This week we profile a recent publication in Nature Chemical Biology from the lab of Dr. Heidi Greulich (pictured) at the Broad Institute and Dana-Farber Cancer Institute.
Can you provide a brief overview of your lab’s current research focus?
Our group is interested in understanding the mechanism of action of velcrin compounds, which kill cancer cells expressing elevated levels of PDE3A and SLFN12 by inducing PDE3A-SLFN12 complex formation, which in turn upregulates the RNase activity of SLFN12. We are also interested in leveraging the PDE3A-SLFN12 interaction to develop a cancer therapeutic.

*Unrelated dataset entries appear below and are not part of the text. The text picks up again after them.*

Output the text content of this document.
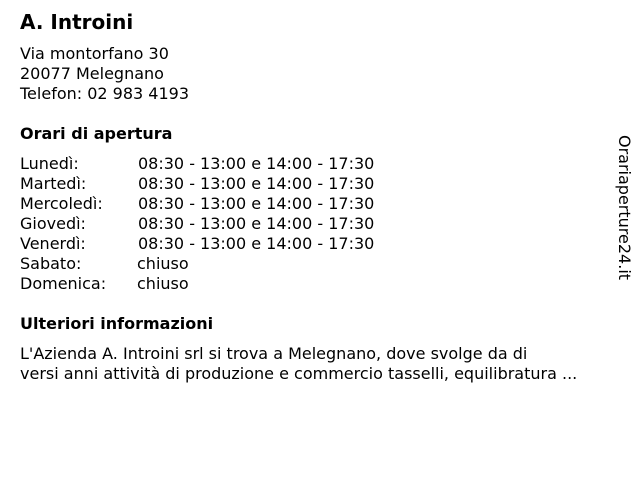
A. Introini
Via montorfano 30
20077 Melegnano
Telefon: 02 983 4193
Orari di apertura
Lunedì:	08:30 - 13:00 e 14:00 - 17:30
Martedì:	08:30 - 13:00 e 14:00 - 17:30
Mercoledì: 08:30 - 13:00 e 14:00 - 17:30
Giovedì:	08:30 - 13:00 e 14:00 - 17:30
Venerdì:	08:30 - 13:00 e 14:00 - 17:30
Sabato:	chiuso
Domenica: chiuso
Ulteriori informazioni
L'Azienda A. Introini srl si trova a Melegnano, dove svolge da di
versi anni attività di produzione e commercio tasselli, equilibratura ...
Orariaperture24.it
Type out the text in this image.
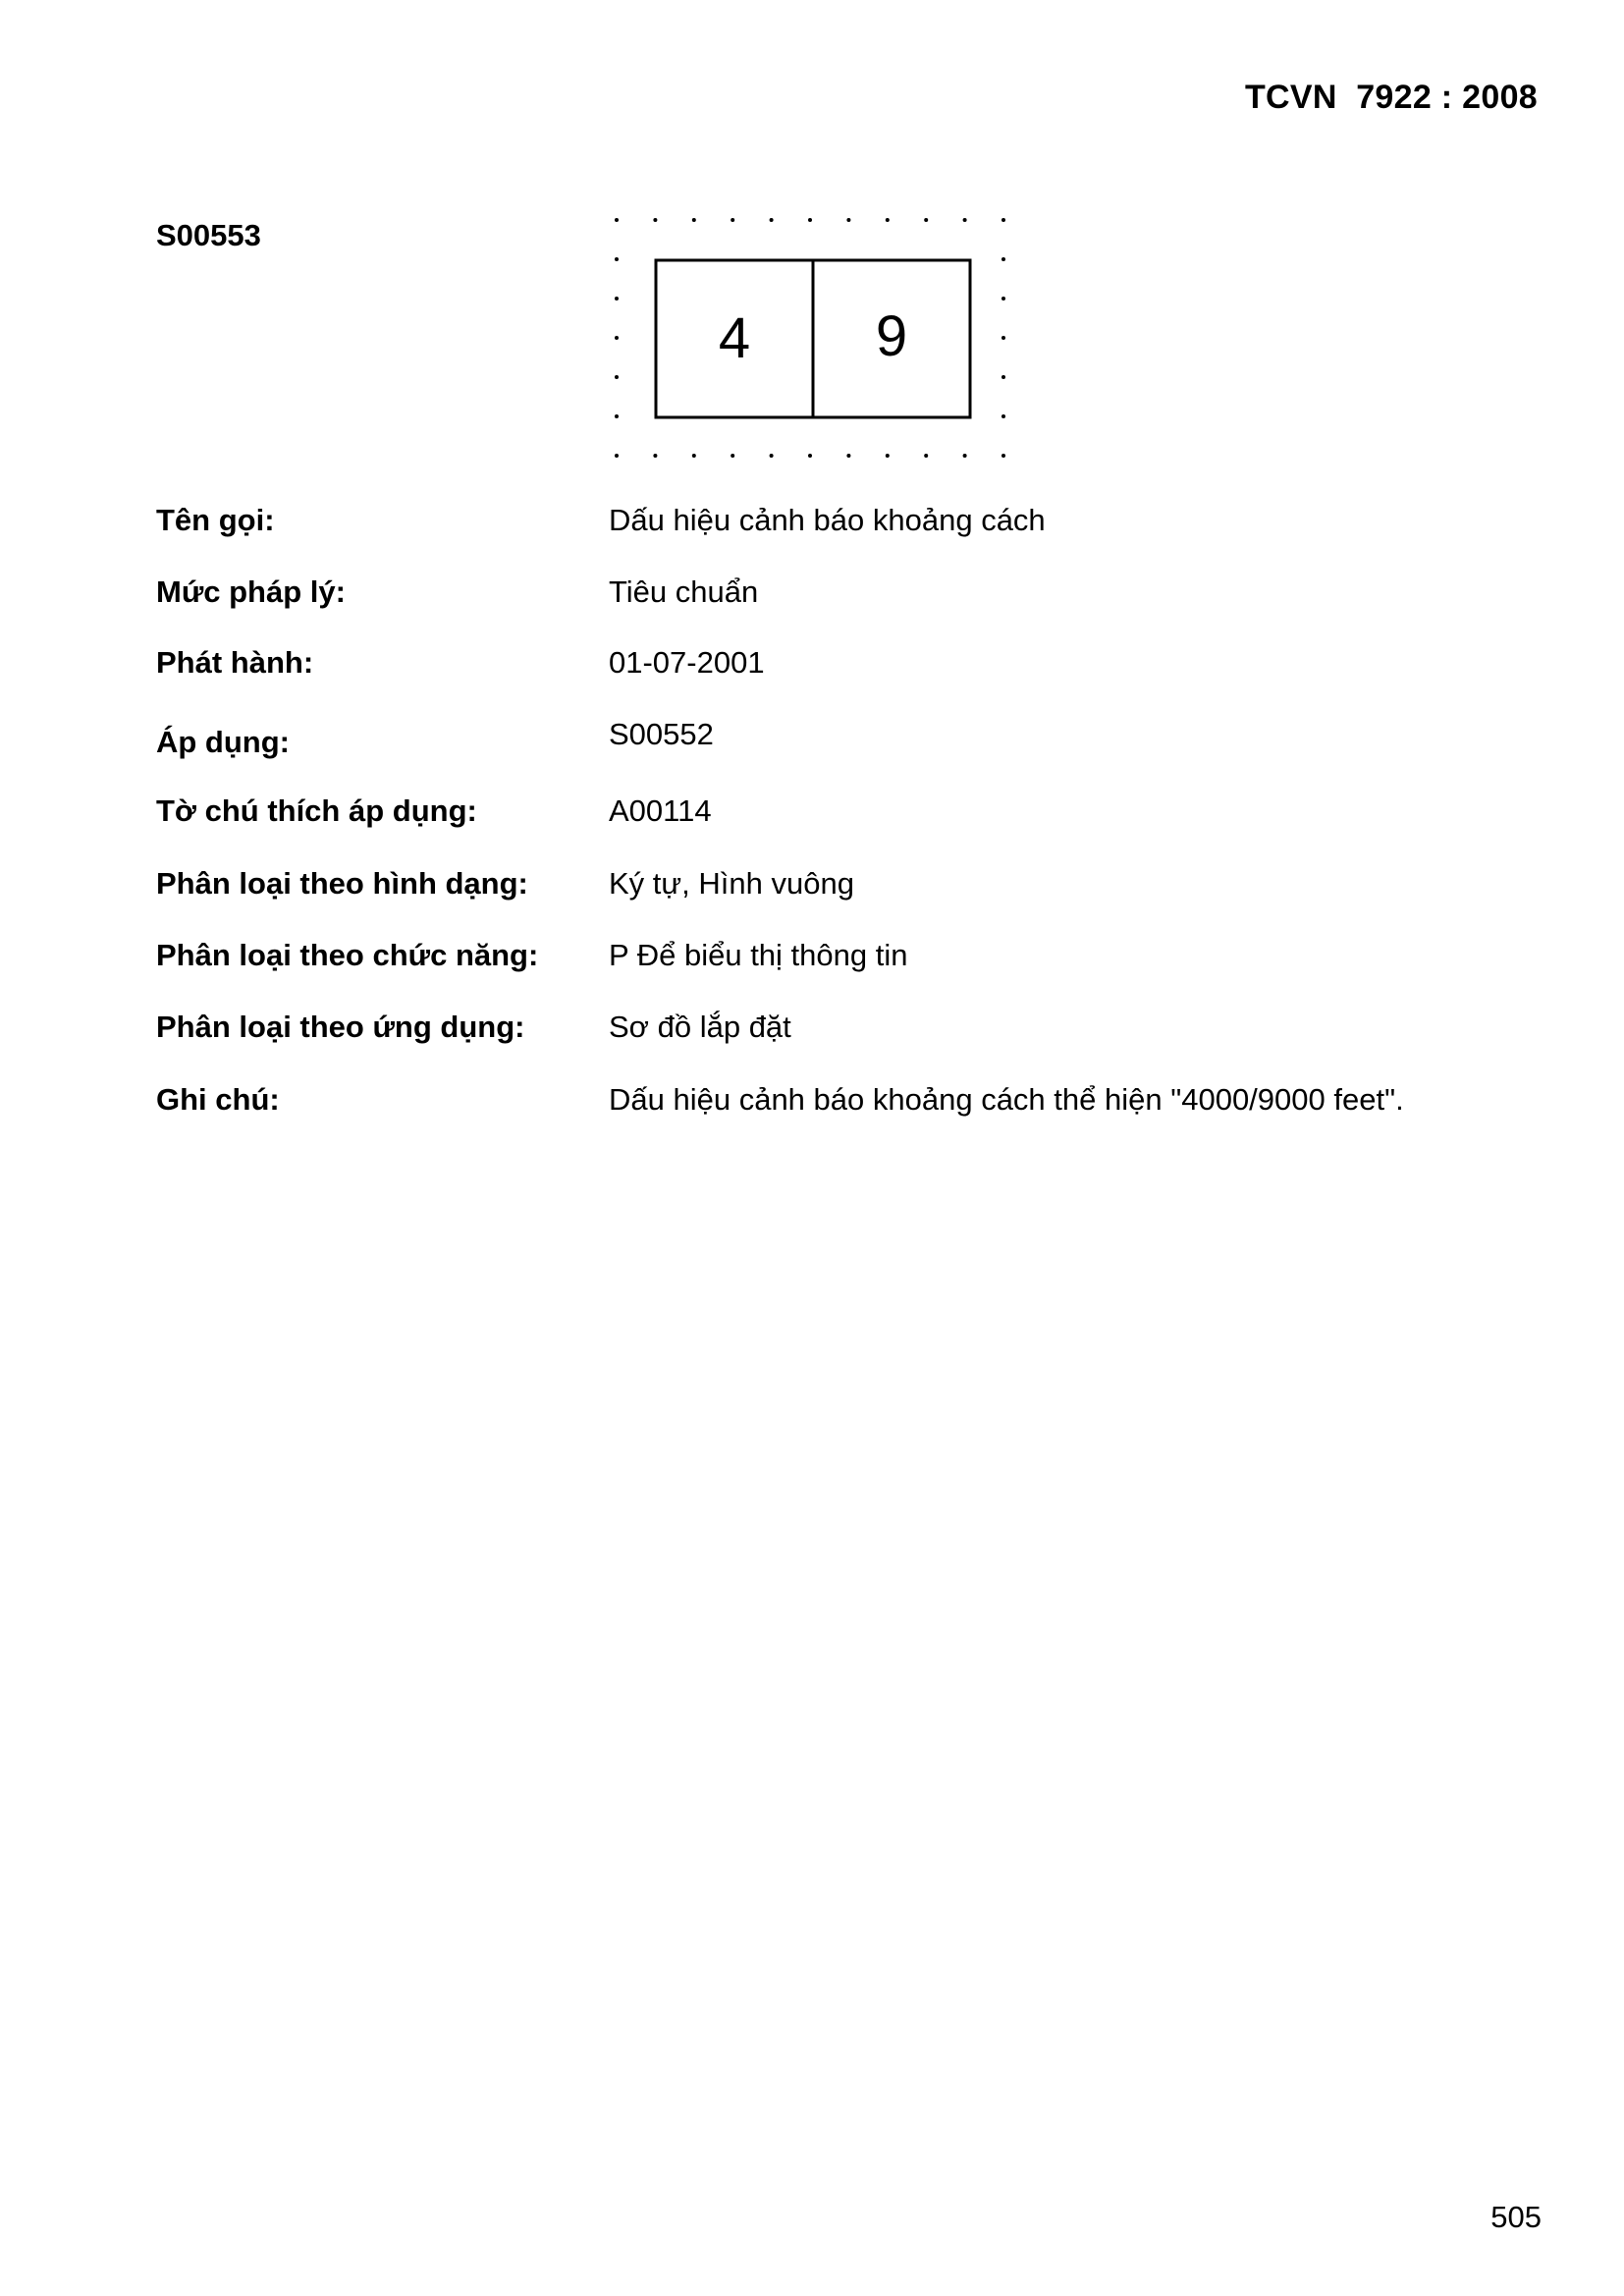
TCVN  7922 : 2008
S00553
4 9
Tên gọi:	Dấu hiệu cảnh báo khoảng cách
Mức pháp lý:	Tiêu chuẩn
Phát hành:	01-07-2001
Áp dụng:	S00552
Tờ chú thích áp dụng:	A00114
Phân loại theo hình dạng:	Ký tự, Hình vuông
Phân loại theo chức năng: P Để biểu thị thông tin
Phân loại theo ứng dụng:	Sơ đồ lắp đặt
Ghi chú:	Dấu hiệu cảnh báo khoảng cách thể hiện "4000/9000 feet".
505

What is the significance of the findings in this publication?
In our recent publication in Nature Chemical Biology, we reported the discovery of the physiological substrate of the SLFN12 RNase, tRNA-Leu-TAA. We furthermore showed that velcrin-induced PDE3A-SLFN12 complex formation results in tRNA-Leu-TAA cleavage, stalling of ribosomes at cognate TTA codons on mRNA, and global inhibition of protein synthesis, ultimately causing cancer cell death.
What are the next steps for this research?
In the next steps for our research, we will dissect the biochemical details of tRNA-Leu-TAA cleavage by SLFN12. We would also like to understand the physiological function of SLFN12.